VENTO GEHEIM

Oky Rizkiana S
Chapter #9

Piawang Hujan

Aku mencari seseorang dari tumpukan sinar yang masuk dari lubang gua, tapi tidak menemukanya di sini. Aku tidak menuntut apa-apa, aku senang dia tidak mati dan bisa pergi dengan sendirinya. Ketika melangkah keluar dari persimpangan gua, terdengar suara dari luar. Pria yang semalam, tampak sedang berbicara dengan seseorang yang mengenakan kaos putih dan celananya berloreng-loreng seperti seragam tentara.

“Harusnya aku tidak perlu lagi bertemu dengan mereka, dan tidak berniat juga,” ucapku dalam hati.

Mereka berjalan menuju ke arah gua, aku melangkah menghindar supaya tidak terlihat oleh mereka. Namun seseorang menjamahku dari belakang, refleks aku menoleh ke arahnya. Setelah melihat wajahnya, aku tersadar dia adalah seseorang yang kukenal, merasa lega aku memeluk sahabatku Shena. Pelukannya seketika memberiku sedikit ketenangan.

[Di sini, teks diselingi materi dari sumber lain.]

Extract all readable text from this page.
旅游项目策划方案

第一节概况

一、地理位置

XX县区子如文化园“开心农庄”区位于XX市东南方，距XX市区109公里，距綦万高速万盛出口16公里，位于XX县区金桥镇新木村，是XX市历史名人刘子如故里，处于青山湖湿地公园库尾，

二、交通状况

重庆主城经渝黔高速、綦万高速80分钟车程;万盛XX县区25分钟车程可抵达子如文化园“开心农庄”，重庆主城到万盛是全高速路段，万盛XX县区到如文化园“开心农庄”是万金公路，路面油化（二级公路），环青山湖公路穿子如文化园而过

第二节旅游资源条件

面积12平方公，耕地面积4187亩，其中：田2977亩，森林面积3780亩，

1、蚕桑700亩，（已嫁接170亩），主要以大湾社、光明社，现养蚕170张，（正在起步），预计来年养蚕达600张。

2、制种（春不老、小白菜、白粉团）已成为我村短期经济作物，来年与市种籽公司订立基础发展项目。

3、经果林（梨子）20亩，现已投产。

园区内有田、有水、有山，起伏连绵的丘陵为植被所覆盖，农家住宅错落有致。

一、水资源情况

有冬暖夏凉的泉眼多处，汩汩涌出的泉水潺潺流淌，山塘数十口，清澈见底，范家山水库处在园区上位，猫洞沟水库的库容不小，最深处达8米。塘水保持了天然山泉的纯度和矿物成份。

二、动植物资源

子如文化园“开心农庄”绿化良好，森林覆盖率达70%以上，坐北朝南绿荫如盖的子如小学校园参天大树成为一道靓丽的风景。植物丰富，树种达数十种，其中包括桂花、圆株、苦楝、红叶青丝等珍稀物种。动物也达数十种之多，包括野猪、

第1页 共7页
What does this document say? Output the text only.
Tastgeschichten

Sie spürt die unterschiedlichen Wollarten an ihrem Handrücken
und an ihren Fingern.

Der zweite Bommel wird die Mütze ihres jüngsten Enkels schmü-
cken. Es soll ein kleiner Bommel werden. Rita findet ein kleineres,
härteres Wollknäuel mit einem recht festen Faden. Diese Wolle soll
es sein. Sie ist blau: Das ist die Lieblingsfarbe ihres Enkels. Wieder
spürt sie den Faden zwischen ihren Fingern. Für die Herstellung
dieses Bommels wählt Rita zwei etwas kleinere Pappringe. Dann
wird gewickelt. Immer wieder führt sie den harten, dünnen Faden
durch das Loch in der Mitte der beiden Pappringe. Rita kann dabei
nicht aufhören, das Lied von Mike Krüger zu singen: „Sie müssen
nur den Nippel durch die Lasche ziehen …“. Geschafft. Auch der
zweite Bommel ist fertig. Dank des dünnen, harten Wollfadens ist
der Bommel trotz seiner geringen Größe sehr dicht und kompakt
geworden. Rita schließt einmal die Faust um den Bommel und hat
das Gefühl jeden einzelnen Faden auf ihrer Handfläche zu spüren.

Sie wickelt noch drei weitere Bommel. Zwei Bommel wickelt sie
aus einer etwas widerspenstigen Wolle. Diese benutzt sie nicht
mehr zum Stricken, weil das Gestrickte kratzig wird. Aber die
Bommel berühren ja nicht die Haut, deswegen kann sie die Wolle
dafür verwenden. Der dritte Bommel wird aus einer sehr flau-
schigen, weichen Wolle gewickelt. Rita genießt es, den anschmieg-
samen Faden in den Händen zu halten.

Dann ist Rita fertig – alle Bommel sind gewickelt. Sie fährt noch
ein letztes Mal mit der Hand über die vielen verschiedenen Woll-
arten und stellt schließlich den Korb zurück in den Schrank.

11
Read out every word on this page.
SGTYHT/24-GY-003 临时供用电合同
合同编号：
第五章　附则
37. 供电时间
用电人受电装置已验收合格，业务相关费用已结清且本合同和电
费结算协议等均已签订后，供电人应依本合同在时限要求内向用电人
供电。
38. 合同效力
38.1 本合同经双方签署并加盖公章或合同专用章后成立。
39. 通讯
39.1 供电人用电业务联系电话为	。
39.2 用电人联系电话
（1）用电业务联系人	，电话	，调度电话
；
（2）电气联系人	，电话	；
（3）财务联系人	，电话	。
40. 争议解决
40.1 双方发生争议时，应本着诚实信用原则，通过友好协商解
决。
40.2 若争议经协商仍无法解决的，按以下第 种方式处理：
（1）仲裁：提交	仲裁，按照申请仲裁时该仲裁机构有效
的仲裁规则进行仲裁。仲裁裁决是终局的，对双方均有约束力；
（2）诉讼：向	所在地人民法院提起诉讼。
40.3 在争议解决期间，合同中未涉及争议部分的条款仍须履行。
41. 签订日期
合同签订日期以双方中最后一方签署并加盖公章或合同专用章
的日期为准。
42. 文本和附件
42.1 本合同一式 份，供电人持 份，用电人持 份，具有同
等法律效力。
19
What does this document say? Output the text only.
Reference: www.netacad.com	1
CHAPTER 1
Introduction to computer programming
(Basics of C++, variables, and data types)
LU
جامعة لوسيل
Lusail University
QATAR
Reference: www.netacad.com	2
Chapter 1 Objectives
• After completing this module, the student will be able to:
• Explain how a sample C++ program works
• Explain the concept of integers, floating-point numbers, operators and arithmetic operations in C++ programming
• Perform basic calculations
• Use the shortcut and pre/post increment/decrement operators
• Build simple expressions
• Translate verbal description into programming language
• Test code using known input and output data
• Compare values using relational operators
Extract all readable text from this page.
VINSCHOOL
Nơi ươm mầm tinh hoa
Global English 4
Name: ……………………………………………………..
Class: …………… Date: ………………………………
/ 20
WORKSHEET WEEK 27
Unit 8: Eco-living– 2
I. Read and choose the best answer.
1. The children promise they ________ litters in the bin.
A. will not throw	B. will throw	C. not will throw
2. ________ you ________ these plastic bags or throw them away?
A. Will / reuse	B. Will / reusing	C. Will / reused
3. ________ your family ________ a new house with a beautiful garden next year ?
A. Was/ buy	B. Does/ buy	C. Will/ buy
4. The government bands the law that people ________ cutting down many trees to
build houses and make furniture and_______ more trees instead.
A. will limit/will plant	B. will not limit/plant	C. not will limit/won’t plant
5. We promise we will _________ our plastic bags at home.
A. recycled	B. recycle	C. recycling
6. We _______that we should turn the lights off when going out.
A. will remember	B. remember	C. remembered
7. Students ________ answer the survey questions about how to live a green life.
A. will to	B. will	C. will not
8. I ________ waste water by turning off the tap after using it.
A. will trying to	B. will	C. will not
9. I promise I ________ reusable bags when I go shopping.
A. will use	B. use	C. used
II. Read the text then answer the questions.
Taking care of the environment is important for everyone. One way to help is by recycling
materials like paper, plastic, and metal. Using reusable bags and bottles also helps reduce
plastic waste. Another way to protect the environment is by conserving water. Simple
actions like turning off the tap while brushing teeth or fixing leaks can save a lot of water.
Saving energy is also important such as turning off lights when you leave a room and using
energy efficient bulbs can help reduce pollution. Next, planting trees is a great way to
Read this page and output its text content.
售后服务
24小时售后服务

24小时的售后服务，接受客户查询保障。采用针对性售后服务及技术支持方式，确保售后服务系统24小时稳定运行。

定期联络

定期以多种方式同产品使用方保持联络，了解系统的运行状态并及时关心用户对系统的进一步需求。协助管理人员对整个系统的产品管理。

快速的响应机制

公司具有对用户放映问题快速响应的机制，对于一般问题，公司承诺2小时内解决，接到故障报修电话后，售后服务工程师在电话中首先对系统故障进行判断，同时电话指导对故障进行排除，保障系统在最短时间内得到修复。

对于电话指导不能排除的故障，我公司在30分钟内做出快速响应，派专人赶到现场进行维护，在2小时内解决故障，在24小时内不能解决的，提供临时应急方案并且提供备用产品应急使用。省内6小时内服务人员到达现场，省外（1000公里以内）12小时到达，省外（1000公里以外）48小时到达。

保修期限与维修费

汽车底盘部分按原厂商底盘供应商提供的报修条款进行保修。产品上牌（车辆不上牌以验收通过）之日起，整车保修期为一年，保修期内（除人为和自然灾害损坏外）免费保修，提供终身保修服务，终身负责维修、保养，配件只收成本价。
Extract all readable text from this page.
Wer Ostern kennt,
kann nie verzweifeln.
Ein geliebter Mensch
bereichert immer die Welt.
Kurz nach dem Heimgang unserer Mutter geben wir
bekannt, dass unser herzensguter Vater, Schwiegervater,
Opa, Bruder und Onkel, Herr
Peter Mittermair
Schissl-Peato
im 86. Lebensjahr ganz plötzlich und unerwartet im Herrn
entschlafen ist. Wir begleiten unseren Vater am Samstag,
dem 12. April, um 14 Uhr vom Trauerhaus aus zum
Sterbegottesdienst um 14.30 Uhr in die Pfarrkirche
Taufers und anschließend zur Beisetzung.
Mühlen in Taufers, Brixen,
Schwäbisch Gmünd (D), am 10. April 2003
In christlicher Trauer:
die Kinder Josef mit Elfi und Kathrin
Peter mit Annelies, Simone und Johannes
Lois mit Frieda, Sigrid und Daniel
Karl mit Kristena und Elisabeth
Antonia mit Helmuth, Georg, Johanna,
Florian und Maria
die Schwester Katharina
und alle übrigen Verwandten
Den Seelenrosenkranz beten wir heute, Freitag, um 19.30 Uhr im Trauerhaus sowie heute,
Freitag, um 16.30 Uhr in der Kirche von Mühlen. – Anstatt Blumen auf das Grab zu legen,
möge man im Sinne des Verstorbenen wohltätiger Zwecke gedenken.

“Kamu oke?” tanya Shen pelan.

Aku hanya menggangguk

Aku sangat bersyukur dia datang menemuiku. Tanpa suara Shena meminta aku mengikutinya dan menunjukkan jalan. Dia berada di depan berhenti di sebuah lubang kecil yang tertutup tumbuhan liar namun bisa kami lewati. Tampaknya Shena sudah menelusurinya. Setelah kami keluar dari arah yang berlawanan terdengar suara mendekat, dan juga semakin menghilang saat kami melangkah menjauhi mereka. Aku menarik tangan teman baikku dan penasaran.

“ Gimana lo tau jalan keluarnya?” tanyaku.

“Gue tadu liat lo nengokin mereka ke luar, sebenarnya gue udah masuk dari mulut gua itu, tapi kelihatannya lo serius banget merhatiin mereka. Gue ngecek sekitar dan nemu jalan lain” balas Shena.

“Shen, thank you!” ucapku.

“Cowok yang tadi, yang dicamp kan?” tanya Shena. 

“Iya, Shen. Semalam dia terluka saat mencoba menolongku. Aku takut banget, Shen! Gue kira dia bakal mati”. Suaraku bergetar saat itu.

“Dia gak mati kok! Please Ning kamu tarik napas dulu, dan All is well” ujarnya menenangkanku,” Gak usah khawatir, Ning!” seperti Shena mengerti keadaanku.

Beberapa saat kami beristirahat dan membersihkan diri dekat aliran air yang sedari tadi kami ikuti. Darah Luka sayatan daun liar dan ranting pohon semalam mengering di wajahku. Perlahan ku basuh dengan air dingin yang mengalir, terasa menyejukkan. Seketika bekas darah di baju dan celanaku mengingatkanku dengan kejadian semalam.

“Ning, udah siap?” tanya Shena menyadarkanku.

“Oh, Udah, Shen!” sahutku.

Kami melanjutkan perjalanan ditemani embun pagi, suara aliran air dan serangga khas hutan yang mulai berlompatan. Shena masih di depanku membawa jalan dan aku mengandalkannya.